Ft. McIntosh Cemetery -- Laredo TX
N 27° 30.610 W 099° 31.263
14R E 448538 N 3043051
The old Fort McIntosh Cemetery, rededicated in honor of all those who served there in the nearly 100 years it was an active military post
Waymark Code: WMPFX3
Location: Texas, United States
Date Posted: 08/25/2015
Views: 4
Fort McIntosh grew out of an old Spanish presidio at this location. The first American troops to serve here arrived in 1846, when former Republic of Texas President Capt. Mirabeau B. Lamar brought a garrison of Texas volunteer soldiers to garrison the fort. After the Mexican War and the final settlement of the US-Mexico boundary as the Rio Grande, the US Army sent regular Army troops from Ft. Ringgold at Rio Grande City to serve at Ft McIntosh.

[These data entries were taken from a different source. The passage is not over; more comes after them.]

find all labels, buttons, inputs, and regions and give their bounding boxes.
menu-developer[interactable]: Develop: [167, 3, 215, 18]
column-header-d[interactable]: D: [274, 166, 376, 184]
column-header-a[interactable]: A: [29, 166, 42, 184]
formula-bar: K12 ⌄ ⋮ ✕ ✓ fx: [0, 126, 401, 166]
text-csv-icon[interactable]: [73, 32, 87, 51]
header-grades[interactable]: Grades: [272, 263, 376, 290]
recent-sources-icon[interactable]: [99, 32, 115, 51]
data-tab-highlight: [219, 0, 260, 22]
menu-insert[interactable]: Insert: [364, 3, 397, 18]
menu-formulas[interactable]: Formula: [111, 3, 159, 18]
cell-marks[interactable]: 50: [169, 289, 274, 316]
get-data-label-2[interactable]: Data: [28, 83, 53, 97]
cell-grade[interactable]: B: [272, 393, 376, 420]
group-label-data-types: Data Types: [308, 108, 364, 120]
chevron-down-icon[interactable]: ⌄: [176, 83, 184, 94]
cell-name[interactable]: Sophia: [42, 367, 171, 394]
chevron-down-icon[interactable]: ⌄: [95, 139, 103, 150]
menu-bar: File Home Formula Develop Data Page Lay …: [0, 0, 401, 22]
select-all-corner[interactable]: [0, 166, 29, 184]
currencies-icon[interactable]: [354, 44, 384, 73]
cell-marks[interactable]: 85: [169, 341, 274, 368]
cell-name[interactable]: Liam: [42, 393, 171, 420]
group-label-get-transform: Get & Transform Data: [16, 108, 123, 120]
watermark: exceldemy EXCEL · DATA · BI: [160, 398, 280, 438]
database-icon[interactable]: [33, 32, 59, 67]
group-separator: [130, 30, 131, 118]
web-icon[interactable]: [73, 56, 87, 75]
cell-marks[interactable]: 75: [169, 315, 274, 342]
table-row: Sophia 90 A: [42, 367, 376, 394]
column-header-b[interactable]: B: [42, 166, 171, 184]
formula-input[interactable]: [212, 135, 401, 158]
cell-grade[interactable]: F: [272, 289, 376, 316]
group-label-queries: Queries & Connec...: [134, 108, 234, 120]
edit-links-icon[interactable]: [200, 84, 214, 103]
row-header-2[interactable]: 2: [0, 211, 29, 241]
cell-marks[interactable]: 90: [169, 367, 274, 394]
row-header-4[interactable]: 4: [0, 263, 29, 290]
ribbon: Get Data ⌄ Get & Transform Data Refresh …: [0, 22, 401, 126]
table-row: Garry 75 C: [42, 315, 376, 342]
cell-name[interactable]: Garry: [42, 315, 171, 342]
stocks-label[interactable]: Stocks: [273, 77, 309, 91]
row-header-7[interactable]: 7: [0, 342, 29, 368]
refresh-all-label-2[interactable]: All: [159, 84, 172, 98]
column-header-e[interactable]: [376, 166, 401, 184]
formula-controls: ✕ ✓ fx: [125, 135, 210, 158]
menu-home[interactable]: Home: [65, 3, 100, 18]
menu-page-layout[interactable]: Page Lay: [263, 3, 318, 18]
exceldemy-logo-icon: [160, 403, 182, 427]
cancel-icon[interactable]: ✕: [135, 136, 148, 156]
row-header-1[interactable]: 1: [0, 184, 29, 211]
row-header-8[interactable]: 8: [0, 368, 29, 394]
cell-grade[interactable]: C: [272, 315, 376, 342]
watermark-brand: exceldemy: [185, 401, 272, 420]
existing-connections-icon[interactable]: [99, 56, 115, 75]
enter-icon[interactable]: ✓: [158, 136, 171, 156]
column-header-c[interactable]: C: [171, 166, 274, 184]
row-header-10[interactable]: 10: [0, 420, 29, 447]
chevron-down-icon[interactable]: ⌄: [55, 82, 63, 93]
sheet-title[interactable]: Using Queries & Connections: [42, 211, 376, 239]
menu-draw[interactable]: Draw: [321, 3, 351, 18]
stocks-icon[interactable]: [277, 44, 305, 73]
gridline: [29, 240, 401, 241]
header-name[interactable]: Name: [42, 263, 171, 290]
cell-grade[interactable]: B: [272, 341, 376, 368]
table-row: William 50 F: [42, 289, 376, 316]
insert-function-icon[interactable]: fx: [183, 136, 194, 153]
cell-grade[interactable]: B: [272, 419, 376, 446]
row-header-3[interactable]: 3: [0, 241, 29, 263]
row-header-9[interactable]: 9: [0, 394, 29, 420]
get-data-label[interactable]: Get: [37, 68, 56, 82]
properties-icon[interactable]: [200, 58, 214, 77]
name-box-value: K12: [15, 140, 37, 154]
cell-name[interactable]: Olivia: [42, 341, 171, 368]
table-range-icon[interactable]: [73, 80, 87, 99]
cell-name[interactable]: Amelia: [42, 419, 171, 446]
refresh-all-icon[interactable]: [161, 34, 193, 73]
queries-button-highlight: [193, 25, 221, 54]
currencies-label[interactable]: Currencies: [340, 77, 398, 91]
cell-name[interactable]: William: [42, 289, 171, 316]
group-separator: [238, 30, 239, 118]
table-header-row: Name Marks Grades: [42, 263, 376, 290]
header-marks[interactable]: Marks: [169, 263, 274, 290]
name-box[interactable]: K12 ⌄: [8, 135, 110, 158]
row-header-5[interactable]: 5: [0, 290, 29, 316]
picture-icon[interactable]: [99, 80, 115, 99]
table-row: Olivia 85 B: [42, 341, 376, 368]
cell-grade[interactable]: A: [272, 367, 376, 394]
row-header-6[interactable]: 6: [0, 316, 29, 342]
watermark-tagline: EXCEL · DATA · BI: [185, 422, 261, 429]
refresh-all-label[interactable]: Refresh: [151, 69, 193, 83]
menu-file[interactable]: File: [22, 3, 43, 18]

Not long afterwards, this cemetery was laid out so that soldiers who died here could be buried.
The US Army garrisoned the fort until 1861, when Texas seceded from the Union,and Texas Confederate forces occupied the fort. The fort withstood a few Union assaults, but the Confederates were never dislodged. After the end of the Civil War, the US Army returned and began an ambitious building program to support a larger presence to deter Indian attacks and border raids.
Ft. McIntosh also expanded during WWI and WWII, but after the war, and with almost no need for the historic border military forts, Ft. McIntosh was declared surplus and closed in 1946. The Internarional Boundary Commission and Laredo Community College District divided up the fort's buildings and land holdings.

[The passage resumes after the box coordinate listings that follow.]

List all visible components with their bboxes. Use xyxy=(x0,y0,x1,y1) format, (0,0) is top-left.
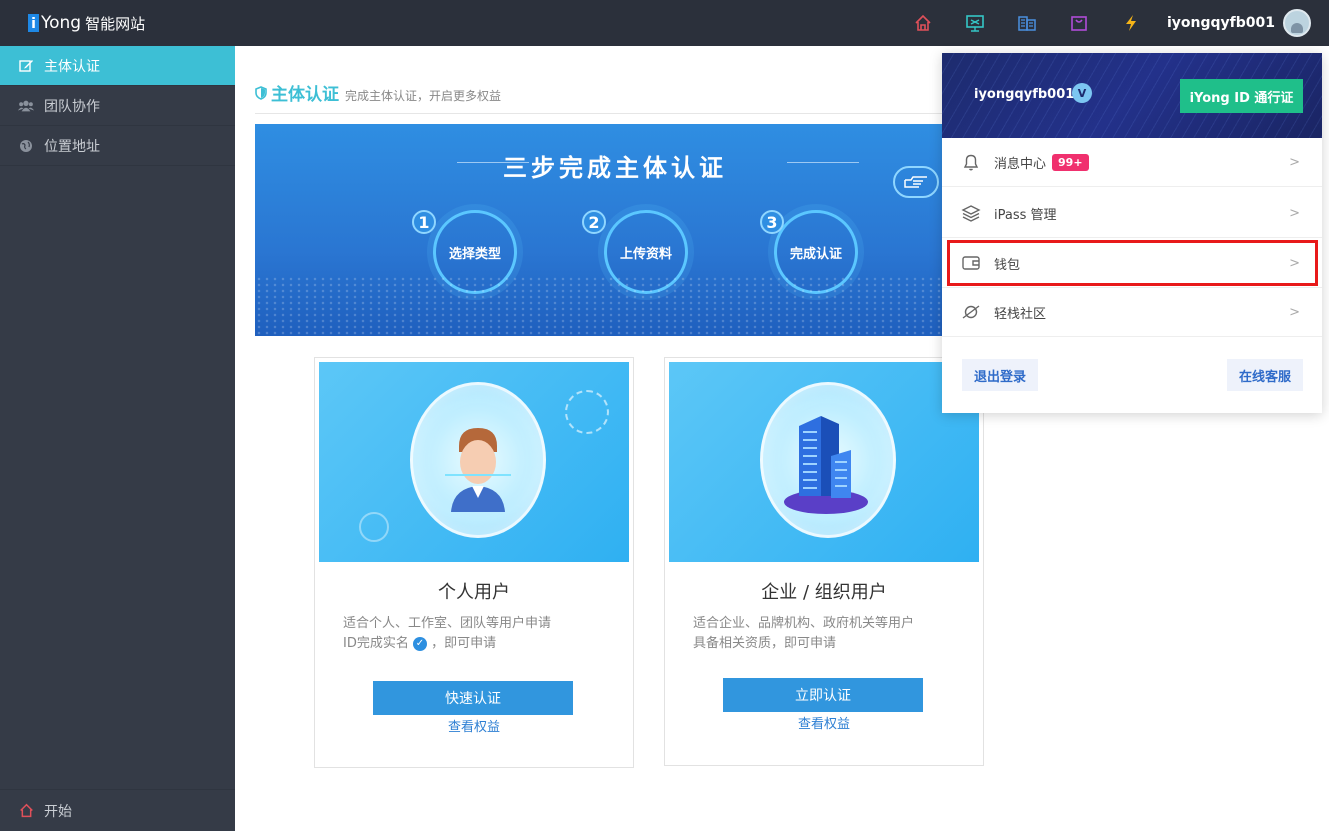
desc-line: 适合个人、工作室、团队等用户申请 xyxy=(343,616,552,631)
step-label: 完成认证 xyxy=(789,246,842,262)
top-icons: iyongqyfb001 xyxy=(897,0,1329,46)
bag-icon[interactable] xyxy=(1069,13,1089,33)
decor-ring xyxy=(565,390,609,434)
menu-item-label: 消息中心 xyxy=(994,156,1047,172)
app-logo[interactable]: i Yong 智能网站 xyxy=(28,13,145,34)
menu-item-label: 轻栈社区 xyxy=(994,306,1047,322)
building-icon xyxy=(784,416,868,514)
steps-banner: 三步完成主体认证 选择类型 1 上传资料 2 完成认证 3 xyxy=(255,124,975,336)
desc-line: 具备相关资质，即可申请 xyxy=(693,636,837,651)
top-bar: i Yong 智能网站 iyongqyfb001 xyxy=(0,0,1329,46)
menu-item-community[interactable]: 轻栈社区 > xyxy=(942,288,1322,337)
sidebar-item-location[interactable]: 位置地址 xyxy=(0,126,235,166)
step-number-3: 3 xyxy=(760,210,784,234)
user-dropdown: iyongqyfb001 V iYong ID 通行证 消息中心 99+ > i… xyxy=(942,53,1322,413)
sidebar-start[interactable]: 开始 xyxy=(0,789,235,831)
verify-now-button[interactable]: 立即认证 xyxy=(723,678,923,712)
home-icon xyxy=(18,803,34,819)
logo-subtitle: 智能网站 xyxy=(85,14,146,33)
enterprise-illustration xyxy=(669,362,979,562)
page-subtitle: 完成主体认证，开启更多权益 xyxy=(345,89,502,103)
sidebar-item-label: 主体认证 xyxy=(44,58,100,75)
card-title: 个人用户 xyxy=(438,582,510,603)
logo-mark: i xyxy=(28,14,39,32)
sidebar-item-team[interactable]: 团队协作 xyxy=(0,86,235,126)
edit-icon xyxy=(18,58,34,74)
step-label: 选择类型 xyxy=(448,246,501,262)
desc-line: ID完成实名 ✓ ，即可申请 xyxy=(343,634,603,654)
banner-dots-decoration xyxy=(255,276,975,336)
building-icon[interactable] xyxy=(1017,13,1037,33)
sidebar: 主体认证 团队协作 位置地址 开始 xyxy=(0,46,235,831)
dropdown-header: iyongqyfb001 V iYong ID 通行证 xyxy=(942,53,1322,138)
banner-title: 三步完成主体认证 xyxy=(503,154,727,182)
chevron-right-icon: > xyxy=(1289,205,1300,221)
globe-icon xyxy=(18,138,34,154)
person-icon xyxy=(445,428,511,512)
step-number-2: 2 xyxy=(582,210,606,234)
page-header: 主体认证 完成主体认证，开启更多权益 xyxy=(255,80,501,105)
online-support-button[interactable]: 在线客服 xyxy=(1227,359,1303,391)
divider xyxy=(255,113,975,114)
sidebar-item-label: 团队协作 xyxy=(44,98,100,115)
card-title: 企业 / 组织用户 xyxy=(761,582,887,603)
team-icon xyxy=(18,98,34,114)
unread-count-badge: 99+ xyxy=(1052,153,1089,171)
lightning-icon[interactable] xyxy=(1121,13,1141,33)
planet-icon xyxy=(960,301,982,323)
quick-verify-button[interactable]: 快速认证 xyxy=(373,681,573,715)
home-icon[interactable] xyxy=(913,13,933,33)
logo-name: Yong xyxy=(41,13,82,33)
menu-item-messages[interactable]: 消息中心 99+ > xyxy=(942,138,1322,187)
sidebar-item-label: 位置地址 xyxy=(44,138,100,155)
chevron-right-icon: > xyxy=(1289,154,1300,170)
card-enterprise: 企业 / 组织用户 适合企业、品牌机构、政府机关等用户 具备相关资质，即可申请 … xyxy=(664,357,984,766)
layers-icon xyxy=(960,202,982,224)
decor-ring xyxy=(359,512,389,542)
page-title: 主体认证 xyxy=(271,85,339,105)
menu-item-label: iPass 管理 xyxy=(994,207,1057,223)
desc-text: ，即可申请 xyxy=(431,636,497,651)
menu-item-ipass[interactable]: iPass 管理 > xyxy=(942,189,1322,238)
username[interactable]: iyongqyfb001 xyxy=(1167,15,1275,31)
view-benefits-link[interactable]: 查看权益 xyxy=(665,713,983,732)
verified-badge-icon: V xyxy=(1072,83,1092,103)
card-personal: 个人用户 适合个人、工作室、团队等用户申请 ID完成实名 ✓ ，即可申请 快速认… xyxy=(314,357,634,768)
iyong-id-button[interactable]: iYong ID 通行证 xyxy=(1180,79,1303,113)
step-label: 上传资料 xyxy=(619,246,672,262)
bell-icon xyxy=(960,151,982,173)
card-description: 适合个人、工作室、团队等用户申请 ID完成实名 ✓ ，即可申请 xyxy=(343,614,603,654)
sidebar-item-entity-verification[interactable]: 主体认证 xyxy=(0,46,235,86)
view-benefits-link[interactable]: 查看权益 xyxy=(315,716,633,735)
monitor-icon[interactable] xyxy=(965,13,985,33)
logout-button[interactable]: 退出登录 xyxy=(962,359,1038,391)
wallet-highlight-box xyxy=(947,240,1318,286)
check-icon: ✓ xyxy=(413,636,427,651)
desc-text: ID完成实名 xyxy=(343,636,409,651)
avatar[interactable] xyxy=(1283,9,1311,37)
desc-line: 适合企业、品牌机构、政府机关等用户 xyxy=(693,616,915,631)
step-number-1: 1 xyxy=(412,210,436,234)
pointing-hand-icon[interactable] xyxy=(893,166,939,198)
chevron-right-icon: > xyxy=(1289,304,1300,320)
card-description: 适合企业、品牌机构、政府机关等用户 具备相关资质，即可申请 xyxy=(693,614,953,654)
personal-illustration xyxy=(319,362,629,562)
sidebar-start-label: 开始 xyxy=(44,803,72,820)
shield-icon xyxy=(255,86,267,104)
dropdown-username: iyongqyfb001 xyxy=(974,87,1075,102)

Soldiers buried in the old Ft McIntosh cemetery were disinterred and reburied in the Fort Sam Houston National Cemetery in San Antonio. From the Fort Sam Houston National Cemetery website: (
visit link)
"Remains from one-time frontier posts in Texas such as Fort Ringgold, Fort Clark, and Fort McIntosh were reinterred in Fort Sam Houston when those facilities closed in 1947."
A map of the cemetery location within the historic boundaries of Ft. Macintosh can be found on the Webb County Cemeteries page of her Texas Historica Commission's Atlas. see: (
visit link)
Today the old Ft. McIntosh cemetery has had new walls and a new arch erected. The grounds are preserved and have been rededicated as a memorial to all soldiers who served here from 1846-1946.